Cross Laminated Timber Composite Bolted-Steel Buildings

Background

To attain net-zero buildings by 2050, substituting carbon-intensive materials with sustainable alternatives is crucial. Timber, a viable carbon-storing material when harvested sustainably, faces design limitations hindering the widespread adoption of mass timber buildings. Cross-laminated timber (CLT), a robust panel with layered dimensional lumber for bi-directional strength , addresses these challenges. While relatively recent in North America, CLT has proven a cost-effective and eco-friendly alternative in Europe for two decades, notably replacing prefabricated concrete panels in large-scale construction. Despite its exposed timber elements and sustainability advantages, mass timber presents unaddressed engineering design challenges, particularly in diaphragms, seismic behavior, gravity performance, and connections.
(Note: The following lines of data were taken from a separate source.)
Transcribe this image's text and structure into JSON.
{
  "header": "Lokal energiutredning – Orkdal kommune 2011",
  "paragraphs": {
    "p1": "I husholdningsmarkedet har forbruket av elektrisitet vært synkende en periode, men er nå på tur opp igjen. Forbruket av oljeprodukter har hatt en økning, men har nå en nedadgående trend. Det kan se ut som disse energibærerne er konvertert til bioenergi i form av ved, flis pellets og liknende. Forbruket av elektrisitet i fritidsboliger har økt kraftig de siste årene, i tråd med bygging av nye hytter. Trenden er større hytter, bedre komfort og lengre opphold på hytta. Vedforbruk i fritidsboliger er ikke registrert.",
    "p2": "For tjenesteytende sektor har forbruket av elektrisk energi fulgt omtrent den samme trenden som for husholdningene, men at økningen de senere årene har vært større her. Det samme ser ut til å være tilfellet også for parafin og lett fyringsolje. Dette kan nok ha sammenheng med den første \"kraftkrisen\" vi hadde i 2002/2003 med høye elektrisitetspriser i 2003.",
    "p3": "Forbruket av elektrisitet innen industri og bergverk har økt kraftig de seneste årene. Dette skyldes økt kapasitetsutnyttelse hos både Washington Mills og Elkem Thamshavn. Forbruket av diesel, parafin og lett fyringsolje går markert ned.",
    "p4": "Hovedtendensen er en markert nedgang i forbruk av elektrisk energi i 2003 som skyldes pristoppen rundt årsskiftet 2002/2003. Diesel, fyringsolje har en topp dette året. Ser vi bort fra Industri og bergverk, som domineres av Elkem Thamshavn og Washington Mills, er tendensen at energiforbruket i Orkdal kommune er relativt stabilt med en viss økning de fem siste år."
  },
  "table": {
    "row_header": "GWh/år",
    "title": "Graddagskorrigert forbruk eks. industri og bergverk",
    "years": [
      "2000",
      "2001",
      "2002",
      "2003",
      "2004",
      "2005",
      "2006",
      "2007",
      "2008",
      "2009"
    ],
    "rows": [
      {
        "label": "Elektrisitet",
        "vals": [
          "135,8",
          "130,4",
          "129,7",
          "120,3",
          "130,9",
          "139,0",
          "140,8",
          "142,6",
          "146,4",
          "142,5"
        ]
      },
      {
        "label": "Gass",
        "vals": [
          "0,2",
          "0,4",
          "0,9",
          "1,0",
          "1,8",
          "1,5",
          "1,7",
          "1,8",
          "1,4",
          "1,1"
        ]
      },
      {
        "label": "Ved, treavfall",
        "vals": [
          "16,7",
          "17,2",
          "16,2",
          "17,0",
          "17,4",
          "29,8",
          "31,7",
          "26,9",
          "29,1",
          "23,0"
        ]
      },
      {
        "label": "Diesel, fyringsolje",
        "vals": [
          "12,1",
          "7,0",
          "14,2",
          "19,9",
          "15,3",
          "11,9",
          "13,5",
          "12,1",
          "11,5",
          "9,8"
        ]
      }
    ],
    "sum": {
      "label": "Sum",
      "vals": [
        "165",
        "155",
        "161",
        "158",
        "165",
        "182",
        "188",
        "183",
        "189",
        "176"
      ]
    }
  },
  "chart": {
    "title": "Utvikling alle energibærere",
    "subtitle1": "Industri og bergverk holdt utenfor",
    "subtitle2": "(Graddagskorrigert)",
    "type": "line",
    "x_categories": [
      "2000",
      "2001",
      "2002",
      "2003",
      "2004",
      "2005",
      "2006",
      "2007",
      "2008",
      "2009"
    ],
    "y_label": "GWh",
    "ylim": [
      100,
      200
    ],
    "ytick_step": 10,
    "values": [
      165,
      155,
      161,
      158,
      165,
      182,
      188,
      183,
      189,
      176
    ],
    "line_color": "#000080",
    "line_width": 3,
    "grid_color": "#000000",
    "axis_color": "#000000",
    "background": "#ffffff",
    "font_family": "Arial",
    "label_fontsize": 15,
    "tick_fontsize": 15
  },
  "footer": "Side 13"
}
Comprehensive research is essential for formulating precise U.S. design and code recommendations in these domains

Steel and Hybrid Buildings  

Design for Deconstruction (DfD) 

Commercial buildings typically last 50-60 years, a timeframe often overlooked in many carbon assessment methods. To create carbon-negative designs that effectively store carbon in the short term, materials need to be reused after a building is taken down, rather than ending up in a landfill or being incinerated. This can be achieved by embracing recent advancements in design for easily deconstructable steel structures, reducing carbon emissions by 70% (see Figure 3A). Additionally, designing for deconstruction not only aids sustainability but also simplifies construction, as all connections, including complex beam-to-slab actions, are facilitated through straightforward bolted connections. 
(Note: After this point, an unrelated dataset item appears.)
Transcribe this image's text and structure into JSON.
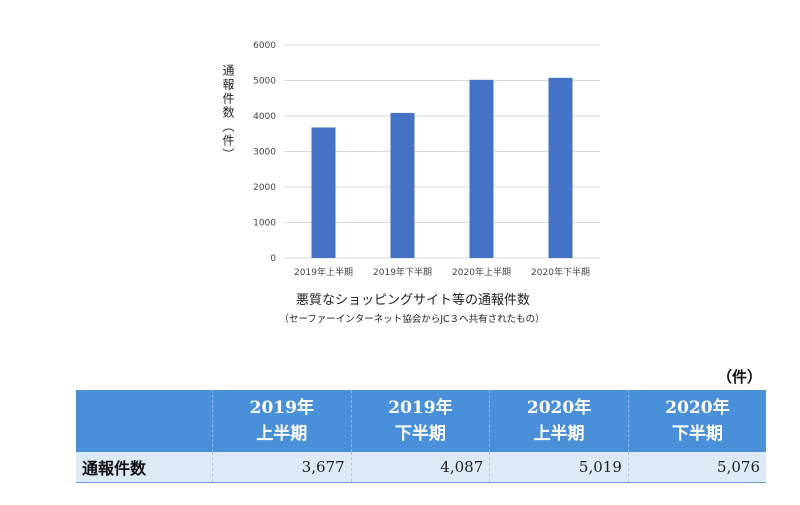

Advanced Manufacturing of Novel CLT Layups 

Advanced manufacturing techniques enable use of local materials and help satisfy fire, weather, vibration, sound, and DfD requirements. Specifically, developers work to characterize the variations in CLT performances based on the variations in local timber feedstocks and develop a reinforcement learning (RL) framework such that artificial intelligence (AI) agents can autonomously learn how to optimize CLT layups (e.g., the number of layers, the organization of layers with different grades) to minimize the variations in the mechanical performances of CLT diaphragms (Figure 3B). The proposed work will draw out the full potential of CLT diaphragm, such that the proposed steel+CLT yields optimal key performances. In addition, the feedforward optimization technique will allow the use of local timber feedstock, leading to the reduction in embodied carbon emissions during the transportation to CLT to the construction site.  

current developments 

CLT  -  Steel  Connectors

The goal of current CLT- Steel connector testing is to investigate the composite behavior between CLT and steel for gravity loading, plank-to-plank connections in CLT diaphragms for seismic loading​ and create innovative connection solutions that promote DfD. The current working design is the Bolted Connection which involves a steel sheet that a bolt could easily slide through for fast constructability, high strength and reduced drilling damage. Several tests such as the Composite Beam Test , Pushout Test , and Diaphragm Test are being conducted to observe connection stiffness, strength, and ductility. These results must be analyzed to develop general design equations for industry practice.